Sentí un estremecimiento.

—Vengo a por el bebé —dijo—. Espero que no le haya dado problemas.

—¡Oh! —exclamó la señora Fielding, aunque no supe discernir si fue alivio o decepción lo que sintió—. No, no. Ningún problema. —La señora Fielding invitó a la gitana a entrar con un gesto y recogió al bebé, que seguía envuelto junto al fuego—. Tenga cuidado de que no coja frío —dijo Mary con cierta ansiedad—. Iré a buscar otra manta para que la chiquitina no se hiele.

—No se helará —replicó la mujer mientras cogía al bebé y soltó una risa grave que sonó como el eco de una rama quebrada—. Sabemos cuidar a los nuestros, señora Fielding.

—¿Qué relación tienes con la chiquilla? —le pregunté mientras Mary subía corriendo las escaleras a por la manta—. ¿Eres su abuela, su niñera, o no es más que un chelín en tu bolsillo?

Dicho esto, y a pesar de haberme ignorado por completo hasta el momento, la anciana se volvió hacia mí y me lanzó una mirada feroz que se volvió burlesca en cuanto se dio cuenta de que no había conseguido intimidarme.

—Es la hija de mi señora —respondió—, que es una gran dama, toda una reina para nuestra gente.

Esas palabras me helaron la sangre.

—¿Cómo se llama esa dama? —pregunté pese a la resistencia que ofrecía mi lengua, que permitió emitir una voz tan pálida como mis mejillas en ese instante.

—Sólo estabas de visita, ¿verdad, cariño? De visita, pero no te quedarás. Has intentado escaparte, ¿verdad? Pero la reina madre no abandonará a su preciosa hijita, no, no, no.

—¡Dímelo!

La anciana inclinó la cabeza hacia un lado y sonrió.

—Pero si ya la conoces, Calígula. Puedes llamarla Viviane.

Acto seguido se marchó, la puerta de la cocina se cerró de un portazo y Mary Fielding bajó corriendo las escaleras. Yo me quedé ahí quieto, donde había caído de rodillas, puesto que no encontraba las fuerzas necesarias para tenerme en pie.

Esa noche pasé un buen rato torturándome. Quedé conmocionado y, aunque mis sentidos no parecían haberme fallado ni haberse trastornado, lo cierto es que no tenía ningún tipo de sensibilidad.

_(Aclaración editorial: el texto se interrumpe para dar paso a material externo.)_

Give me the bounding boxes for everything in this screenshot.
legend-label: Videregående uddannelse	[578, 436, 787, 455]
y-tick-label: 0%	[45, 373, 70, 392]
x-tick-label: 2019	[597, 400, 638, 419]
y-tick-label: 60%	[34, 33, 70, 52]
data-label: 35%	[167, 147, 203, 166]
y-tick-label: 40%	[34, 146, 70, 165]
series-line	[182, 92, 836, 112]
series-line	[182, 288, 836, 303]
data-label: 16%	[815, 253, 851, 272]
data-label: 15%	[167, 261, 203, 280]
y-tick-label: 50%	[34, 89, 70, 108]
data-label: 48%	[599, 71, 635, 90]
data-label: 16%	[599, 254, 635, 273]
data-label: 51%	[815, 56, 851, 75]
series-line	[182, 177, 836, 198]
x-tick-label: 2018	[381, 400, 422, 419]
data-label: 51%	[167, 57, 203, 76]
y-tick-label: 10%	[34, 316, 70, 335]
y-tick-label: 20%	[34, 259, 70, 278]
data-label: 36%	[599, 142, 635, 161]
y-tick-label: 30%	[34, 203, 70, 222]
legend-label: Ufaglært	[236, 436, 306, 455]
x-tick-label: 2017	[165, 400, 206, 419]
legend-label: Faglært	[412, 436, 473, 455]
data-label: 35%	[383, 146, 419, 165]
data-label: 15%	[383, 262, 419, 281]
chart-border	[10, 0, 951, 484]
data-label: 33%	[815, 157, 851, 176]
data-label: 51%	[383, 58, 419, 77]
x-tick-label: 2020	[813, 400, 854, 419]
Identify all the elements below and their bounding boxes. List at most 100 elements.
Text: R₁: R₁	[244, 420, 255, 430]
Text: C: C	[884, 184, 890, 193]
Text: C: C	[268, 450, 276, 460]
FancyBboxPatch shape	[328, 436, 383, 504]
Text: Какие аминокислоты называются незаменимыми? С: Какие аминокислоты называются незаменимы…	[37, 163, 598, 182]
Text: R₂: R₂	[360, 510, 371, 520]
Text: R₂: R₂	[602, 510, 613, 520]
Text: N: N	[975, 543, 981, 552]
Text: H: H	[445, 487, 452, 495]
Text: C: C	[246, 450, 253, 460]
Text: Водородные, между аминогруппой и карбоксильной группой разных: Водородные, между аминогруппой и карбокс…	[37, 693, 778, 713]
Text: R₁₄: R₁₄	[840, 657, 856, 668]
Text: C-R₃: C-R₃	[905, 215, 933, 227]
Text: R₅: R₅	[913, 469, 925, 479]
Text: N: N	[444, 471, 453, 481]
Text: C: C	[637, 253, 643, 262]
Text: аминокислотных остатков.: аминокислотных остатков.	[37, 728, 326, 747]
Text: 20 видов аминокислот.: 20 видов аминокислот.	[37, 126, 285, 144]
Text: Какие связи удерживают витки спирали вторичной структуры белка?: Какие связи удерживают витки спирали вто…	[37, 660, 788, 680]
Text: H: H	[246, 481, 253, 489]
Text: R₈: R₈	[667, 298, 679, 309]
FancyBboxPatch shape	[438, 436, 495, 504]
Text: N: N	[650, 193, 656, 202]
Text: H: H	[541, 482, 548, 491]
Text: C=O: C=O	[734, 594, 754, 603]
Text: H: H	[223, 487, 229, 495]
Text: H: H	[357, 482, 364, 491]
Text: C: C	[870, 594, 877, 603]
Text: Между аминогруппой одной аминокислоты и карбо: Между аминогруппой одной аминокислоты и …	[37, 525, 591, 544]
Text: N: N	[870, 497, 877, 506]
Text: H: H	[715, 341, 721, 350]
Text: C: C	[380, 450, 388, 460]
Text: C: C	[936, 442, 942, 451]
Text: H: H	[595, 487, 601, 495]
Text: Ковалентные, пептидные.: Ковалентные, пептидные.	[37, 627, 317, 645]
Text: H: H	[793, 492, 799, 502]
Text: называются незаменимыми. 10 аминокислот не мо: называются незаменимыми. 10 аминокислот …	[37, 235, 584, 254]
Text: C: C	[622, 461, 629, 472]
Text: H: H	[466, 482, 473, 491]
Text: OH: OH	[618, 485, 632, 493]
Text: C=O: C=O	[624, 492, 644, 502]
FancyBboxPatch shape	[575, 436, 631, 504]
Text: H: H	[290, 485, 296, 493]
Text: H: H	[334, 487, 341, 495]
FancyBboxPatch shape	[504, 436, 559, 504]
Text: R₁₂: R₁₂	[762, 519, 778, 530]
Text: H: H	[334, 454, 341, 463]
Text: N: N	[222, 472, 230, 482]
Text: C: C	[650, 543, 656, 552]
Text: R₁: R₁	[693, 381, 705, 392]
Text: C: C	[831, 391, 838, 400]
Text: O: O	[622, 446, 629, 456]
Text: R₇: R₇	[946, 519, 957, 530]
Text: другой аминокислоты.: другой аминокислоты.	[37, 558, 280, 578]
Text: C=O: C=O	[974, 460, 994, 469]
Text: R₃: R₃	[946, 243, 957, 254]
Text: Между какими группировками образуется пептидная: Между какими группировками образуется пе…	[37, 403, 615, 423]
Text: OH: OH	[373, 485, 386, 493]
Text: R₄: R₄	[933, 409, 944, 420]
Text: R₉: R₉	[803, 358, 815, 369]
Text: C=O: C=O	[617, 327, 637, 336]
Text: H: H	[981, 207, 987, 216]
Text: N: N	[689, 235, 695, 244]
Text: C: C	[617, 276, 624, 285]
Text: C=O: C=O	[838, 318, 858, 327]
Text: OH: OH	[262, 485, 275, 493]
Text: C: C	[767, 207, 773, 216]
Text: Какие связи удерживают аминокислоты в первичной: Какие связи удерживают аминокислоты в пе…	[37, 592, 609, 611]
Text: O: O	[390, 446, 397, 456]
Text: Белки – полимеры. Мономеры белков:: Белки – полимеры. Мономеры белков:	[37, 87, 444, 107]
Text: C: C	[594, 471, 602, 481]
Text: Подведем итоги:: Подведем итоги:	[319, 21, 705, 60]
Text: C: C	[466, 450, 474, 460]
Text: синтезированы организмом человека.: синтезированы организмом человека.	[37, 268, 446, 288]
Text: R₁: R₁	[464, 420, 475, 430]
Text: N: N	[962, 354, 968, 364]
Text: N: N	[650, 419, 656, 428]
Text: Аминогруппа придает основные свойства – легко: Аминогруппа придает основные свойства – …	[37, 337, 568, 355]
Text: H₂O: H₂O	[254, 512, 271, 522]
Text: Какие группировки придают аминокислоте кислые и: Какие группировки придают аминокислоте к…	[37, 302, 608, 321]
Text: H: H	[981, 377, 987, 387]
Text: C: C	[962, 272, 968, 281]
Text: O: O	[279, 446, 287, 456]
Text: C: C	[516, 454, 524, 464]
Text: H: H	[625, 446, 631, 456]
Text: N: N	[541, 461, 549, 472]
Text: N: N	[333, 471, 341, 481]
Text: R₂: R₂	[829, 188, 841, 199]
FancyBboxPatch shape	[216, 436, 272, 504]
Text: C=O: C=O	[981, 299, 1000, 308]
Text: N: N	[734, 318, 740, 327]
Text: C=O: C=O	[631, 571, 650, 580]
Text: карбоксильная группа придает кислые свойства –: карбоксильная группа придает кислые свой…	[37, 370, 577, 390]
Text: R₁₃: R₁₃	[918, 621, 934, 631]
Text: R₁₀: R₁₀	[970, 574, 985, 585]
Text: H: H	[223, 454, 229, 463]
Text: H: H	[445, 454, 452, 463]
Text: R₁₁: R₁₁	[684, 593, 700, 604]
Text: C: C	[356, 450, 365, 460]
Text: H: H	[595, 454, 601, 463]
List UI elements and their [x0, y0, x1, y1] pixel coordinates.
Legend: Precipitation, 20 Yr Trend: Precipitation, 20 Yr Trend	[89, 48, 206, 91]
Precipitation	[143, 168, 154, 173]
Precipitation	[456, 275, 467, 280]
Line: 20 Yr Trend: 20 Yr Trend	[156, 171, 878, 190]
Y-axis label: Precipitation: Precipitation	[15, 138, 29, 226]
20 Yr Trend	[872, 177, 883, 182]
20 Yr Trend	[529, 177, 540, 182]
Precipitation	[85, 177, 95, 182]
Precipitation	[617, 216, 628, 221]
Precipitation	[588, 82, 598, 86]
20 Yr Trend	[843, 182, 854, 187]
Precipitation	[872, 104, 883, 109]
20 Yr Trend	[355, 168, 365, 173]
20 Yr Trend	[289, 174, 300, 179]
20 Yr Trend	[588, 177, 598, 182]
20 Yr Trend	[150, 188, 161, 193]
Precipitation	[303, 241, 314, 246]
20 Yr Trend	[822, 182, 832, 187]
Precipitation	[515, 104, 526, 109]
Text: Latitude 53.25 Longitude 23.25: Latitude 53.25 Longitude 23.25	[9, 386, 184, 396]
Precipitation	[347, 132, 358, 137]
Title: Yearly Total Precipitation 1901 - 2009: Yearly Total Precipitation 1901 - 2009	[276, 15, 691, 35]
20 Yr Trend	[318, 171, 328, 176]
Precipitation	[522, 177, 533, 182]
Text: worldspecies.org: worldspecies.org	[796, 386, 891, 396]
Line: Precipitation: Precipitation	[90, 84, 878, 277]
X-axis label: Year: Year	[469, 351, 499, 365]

La amarga verdad era que no conseguía recordar realmente si había llegado a violar a Viviane, aunque creía no haberlo hecho. Sin embargo, también me había parecido ver que su cuerpo se transformaba en el de una lechuza. ¿Hasta qué punto podía fiarme de mis recuerdos? Además, no conseguía comprender la inusitada aparición del bebé, a menos que, ¡Dios mío!, fuera hija mía.

Más o menos a las tres me levanté, bajé las escaleras tambaleándome y me serví varias copas del mejor nantes del señor Fielding. El vino me dio coraje para regresar a mi lecho y más tarde inicié el cálculo racional que revelaría si era o no posible que la niña fuera hija mía. Las matemáticas me salvaron. Incluso si hubiera nacido el día anterior, y no era el caso, Viviane no podría haber concebido a su retoño el uno de mayo bajo los espinos. Enero, pensé, era la fecha probable de su concepción, tal vez incluso antes.

En enero, pensé, Viviane debió de haberle hecho más de un favor a Nathaniel Ravenscroft.

Pero si fuera de Nat, me dije a mí mismo, entonces ¿por qué ha decidido asediarme a mí y no a él? ¿Le había mostrado ya la niña a Nathaniel y él la había repudiado? ¿Me la había mandado a mí con la esperanza de que yo la reconociera como hija propia llevado por el sentimiento de culpa o por el temor?

Sin embargo, había algo en esa lógica que fallaba y que no podía ignorar, por muy airado y confuso que estuviera. Si Viviane quería que me hiciera cargo de su bastardo, ¿por qué lo había reclamado justo en el momento en que me había decidido a hacerlo?

¿Había sido un juego para Viviane eso de mandarme un pequeño milagro y arrebatármelo de nuevo para regocijarse con mi decepción? ¿Se había servido de la falsa suposición de que tenía que ser hija mía para tomarme el pelo y reírse de mí mientras me imaginaba de rodillas, como había estado ella cuando yo la había forzado?

¿Había llegado a violar a Viviane? Creía que no, pero no lo sabía con seguridad.

Necesitaba acudir urgentemente al prostíbulo de la señora Haywood. Necesitaba a Polly. Necesitaba mi látigo.